Alas, because the Warsaw government procrastinated for so long, its Energiewende has to start from virtually nothing.


Paul Hockenos is a Berlin-based journalist and author of Berlin Calling: A Story of Anarchy, Music, the Wall and the Birth of the New Berlin.

1 Comment

  1. The claim of the EUETS being a worthless mechanism was a result of unclear thinking in the first place. Yes, there was (and still is) oversupply of certificates, and the cap decrease rate was (and still is) not ambitious enough, but for well over a decade, EU ETS segment emissions have been below the ETS cap for reasons other than the ETS: other regulations, economic crisis and the like. The ETS cap was always there as a “secturity net” – it only hasn’t been tested.

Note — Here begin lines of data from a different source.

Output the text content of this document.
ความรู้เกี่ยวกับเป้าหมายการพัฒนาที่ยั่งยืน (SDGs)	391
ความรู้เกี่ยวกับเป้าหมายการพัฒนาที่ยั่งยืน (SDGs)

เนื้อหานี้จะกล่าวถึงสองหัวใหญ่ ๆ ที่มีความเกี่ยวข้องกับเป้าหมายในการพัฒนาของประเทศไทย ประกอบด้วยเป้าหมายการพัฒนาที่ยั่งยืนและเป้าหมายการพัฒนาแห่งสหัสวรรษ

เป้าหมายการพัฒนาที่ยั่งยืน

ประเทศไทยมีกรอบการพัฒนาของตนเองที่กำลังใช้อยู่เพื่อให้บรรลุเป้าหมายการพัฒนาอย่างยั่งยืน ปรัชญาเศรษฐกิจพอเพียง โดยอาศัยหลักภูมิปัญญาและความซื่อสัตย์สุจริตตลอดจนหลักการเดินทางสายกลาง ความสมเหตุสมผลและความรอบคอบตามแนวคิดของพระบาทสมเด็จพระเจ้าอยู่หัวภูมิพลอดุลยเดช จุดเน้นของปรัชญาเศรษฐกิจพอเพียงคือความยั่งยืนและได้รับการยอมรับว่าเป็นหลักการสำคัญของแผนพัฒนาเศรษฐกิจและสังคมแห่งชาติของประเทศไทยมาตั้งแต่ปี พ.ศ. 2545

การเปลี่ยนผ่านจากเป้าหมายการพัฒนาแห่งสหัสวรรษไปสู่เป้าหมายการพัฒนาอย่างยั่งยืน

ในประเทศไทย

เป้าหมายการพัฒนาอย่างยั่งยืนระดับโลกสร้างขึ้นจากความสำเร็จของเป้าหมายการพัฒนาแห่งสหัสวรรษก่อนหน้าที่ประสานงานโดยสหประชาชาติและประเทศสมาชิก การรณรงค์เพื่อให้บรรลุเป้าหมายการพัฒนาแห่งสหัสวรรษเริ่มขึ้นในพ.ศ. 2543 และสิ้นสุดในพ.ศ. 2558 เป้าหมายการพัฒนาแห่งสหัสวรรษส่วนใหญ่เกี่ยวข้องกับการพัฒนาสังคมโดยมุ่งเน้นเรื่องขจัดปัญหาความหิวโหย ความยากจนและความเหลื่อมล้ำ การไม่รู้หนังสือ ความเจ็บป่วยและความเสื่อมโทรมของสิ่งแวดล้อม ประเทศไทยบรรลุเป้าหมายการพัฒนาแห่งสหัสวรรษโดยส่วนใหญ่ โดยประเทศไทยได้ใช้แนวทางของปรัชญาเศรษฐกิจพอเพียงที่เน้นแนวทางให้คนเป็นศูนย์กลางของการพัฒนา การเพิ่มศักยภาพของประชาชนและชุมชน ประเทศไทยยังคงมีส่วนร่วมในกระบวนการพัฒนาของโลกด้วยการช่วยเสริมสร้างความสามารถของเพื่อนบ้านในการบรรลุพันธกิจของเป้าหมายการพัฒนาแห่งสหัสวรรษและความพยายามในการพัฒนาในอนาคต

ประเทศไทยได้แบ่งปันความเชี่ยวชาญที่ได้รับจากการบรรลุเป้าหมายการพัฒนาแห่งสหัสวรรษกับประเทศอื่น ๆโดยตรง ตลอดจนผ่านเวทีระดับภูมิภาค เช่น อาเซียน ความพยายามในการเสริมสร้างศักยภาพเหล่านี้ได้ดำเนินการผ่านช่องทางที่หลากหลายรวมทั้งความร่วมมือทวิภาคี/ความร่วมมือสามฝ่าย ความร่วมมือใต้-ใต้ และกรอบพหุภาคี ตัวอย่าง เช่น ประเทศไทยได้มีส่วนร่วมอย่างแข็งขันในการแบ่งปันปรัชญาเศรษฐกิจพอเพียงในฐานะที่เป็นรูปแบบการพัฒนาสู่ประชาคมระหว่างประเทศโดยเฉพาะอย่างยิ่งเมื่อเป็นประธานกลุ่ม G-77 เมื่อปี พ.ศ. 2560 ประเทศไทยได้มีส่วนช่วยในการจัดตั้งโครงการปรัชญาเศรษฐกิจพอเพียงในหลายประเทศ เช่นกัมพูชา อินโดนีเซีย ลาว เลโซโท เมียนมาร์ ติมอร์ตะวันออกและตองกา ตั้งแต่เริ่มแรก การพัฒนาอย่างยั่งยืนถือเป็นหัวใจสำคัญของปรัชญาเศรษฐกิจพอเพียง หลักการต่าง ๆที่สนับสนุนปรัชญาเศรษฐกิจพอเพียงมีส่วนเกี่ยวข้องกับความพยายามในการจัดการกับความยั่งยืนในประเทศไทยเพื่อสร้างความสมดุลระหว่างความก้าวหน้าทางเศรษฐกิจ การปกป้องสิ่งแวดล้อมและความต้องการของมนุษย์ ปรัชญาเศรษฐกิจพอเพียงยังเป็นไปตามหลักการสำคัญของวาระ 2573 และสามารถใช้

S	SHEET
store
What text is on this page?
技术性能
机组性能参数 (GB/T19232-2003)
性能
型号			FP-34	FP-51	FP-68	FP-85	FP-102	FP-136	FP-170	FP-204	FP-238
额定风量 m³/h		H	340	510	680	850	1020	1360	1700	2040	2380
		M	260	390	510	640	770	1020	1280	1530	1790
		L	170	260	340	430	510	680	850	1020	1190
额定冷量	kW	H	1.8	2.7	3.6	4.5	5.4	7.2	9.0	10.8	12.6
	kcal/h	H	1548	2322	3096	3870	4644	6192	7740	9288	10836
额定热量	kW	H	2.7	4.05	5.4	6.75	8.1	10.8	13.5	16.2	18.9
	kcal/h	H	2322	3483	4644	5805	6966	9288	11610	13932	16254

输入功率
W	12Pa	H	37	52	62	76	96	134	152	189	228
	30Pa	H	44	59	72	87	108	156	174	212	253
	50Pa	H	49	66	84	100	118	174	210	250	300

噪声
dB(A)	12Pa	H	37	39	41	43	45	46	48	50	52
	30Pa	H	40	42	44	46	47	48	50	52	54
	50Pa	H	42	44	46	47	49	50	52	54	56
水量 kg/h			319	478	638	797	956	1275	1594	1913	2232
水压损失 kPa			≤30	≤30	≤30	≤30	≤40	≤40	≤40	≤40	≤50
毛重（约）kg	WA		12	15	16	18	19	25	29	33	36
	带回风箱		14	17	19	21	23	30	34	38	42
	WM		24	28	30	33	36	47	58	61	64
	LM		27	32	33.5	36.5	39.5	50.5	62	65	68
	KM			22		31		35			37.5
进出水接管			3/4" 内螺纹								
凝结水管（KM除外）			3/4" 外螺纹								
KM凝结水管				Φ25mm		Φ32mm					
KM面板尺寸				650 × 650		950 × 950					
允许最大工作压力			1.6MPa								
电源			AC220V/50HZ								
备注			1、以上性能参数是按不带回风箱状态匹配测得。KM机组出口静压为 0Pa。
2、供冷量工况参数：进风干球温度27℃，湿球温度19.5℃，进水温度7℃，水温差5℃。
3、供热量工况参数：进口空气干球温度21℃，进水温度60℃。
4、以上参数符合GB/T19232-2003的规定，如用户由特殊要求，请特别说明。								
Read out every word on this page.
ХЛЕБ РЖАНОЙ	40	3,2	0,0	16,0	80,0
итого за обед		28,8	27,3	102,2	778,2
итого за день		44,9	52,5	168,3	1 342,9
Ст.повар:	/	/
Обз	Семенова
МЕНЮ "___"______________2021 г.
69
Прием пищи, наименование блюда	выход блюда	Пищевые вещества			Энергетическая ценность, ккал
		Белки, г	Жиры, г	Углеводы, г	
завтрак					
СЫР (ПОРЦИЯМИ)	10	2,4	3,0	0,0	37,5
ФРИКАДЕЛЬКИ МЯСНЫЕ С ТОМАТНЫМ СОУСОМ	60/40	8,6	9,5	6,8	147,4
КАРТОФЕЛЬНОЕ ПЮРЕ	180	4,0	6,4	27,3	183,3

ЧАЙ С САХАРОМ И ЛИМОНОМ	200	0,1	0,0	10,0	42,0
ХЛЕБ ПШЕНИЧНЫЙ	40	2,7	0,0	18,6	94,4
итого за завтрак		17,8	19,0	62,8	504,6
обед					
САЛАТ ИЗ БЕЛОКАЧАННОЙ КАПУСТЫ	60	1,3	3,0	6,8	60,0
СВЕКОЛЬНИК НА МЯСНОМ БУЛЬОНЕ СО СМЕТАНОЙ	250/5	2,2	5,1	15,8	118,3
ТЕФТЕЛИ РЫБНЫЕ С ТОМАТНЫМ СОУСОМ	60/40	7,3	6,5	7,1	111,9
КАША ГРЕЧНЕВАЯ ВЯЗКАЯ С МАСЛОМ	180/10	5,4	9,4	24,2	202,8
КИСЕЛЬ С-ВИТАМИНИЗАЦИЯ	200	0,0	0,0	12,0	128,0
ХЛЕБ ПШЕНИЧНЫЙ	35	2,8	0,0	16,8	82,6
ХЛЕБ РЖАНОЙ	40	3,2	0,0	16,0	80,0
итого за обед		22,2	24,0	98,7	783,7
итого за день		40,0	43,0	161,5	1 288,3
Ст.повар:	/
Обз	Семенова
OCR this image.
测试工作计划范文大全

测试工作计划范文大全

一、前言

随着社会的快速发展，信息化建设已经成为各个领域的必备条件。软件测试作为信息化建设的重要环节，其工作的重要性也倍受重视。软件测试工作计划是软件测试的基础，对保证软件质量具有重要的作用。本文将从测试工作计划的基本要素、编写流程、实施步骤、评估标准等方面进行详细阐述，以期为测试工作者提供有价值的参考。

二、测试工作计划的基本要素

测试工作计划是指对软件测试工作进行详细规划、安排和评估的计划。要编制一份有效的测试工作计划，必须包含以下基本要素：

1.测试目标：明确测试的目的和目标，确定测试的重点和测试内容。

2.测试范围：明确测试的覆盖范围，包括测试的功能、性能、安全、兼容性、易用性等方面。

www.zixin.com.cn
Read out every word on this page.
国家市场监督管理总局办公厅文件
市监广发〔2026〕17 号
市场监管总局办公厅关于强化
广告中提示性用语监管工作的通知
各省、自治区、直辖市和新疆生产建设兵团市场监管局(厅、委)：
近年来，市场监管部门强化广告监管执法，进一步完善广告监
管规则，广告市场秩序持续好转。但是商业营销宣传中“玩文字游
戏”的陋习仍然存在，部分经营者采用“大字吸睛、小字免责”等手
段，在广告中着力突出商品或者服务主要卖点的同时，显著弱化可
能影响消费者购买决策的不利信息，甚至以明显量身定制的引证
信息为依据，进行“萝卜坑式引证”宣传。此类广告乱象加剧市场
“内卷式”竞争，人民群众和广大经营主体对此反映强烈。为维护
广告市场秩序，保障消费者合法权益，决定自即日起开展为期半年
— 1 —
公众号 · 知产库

    What I would really really appreciate is an assessment of the the ongoing reform work in some detail. There are a couple of critical issues here:

    – cap decrease rate
    – surplus certificates, market stability reseve and deletion of certificates
    – inclusion of transport and buildings via inclusion of fuels – what exactly is in the pipeline?
    – air travel: will the re-inclusion of EU-nonEU travel come? Will contrails be taken into account?
    – will the incorporated emissions of imported goods (border adjustment) takte place and in which form?
    – social compensation? High fuel prices will hit the poor harder.

    Also of interest: Who wants or wants not what? commision – council – parliament – country governments – parties.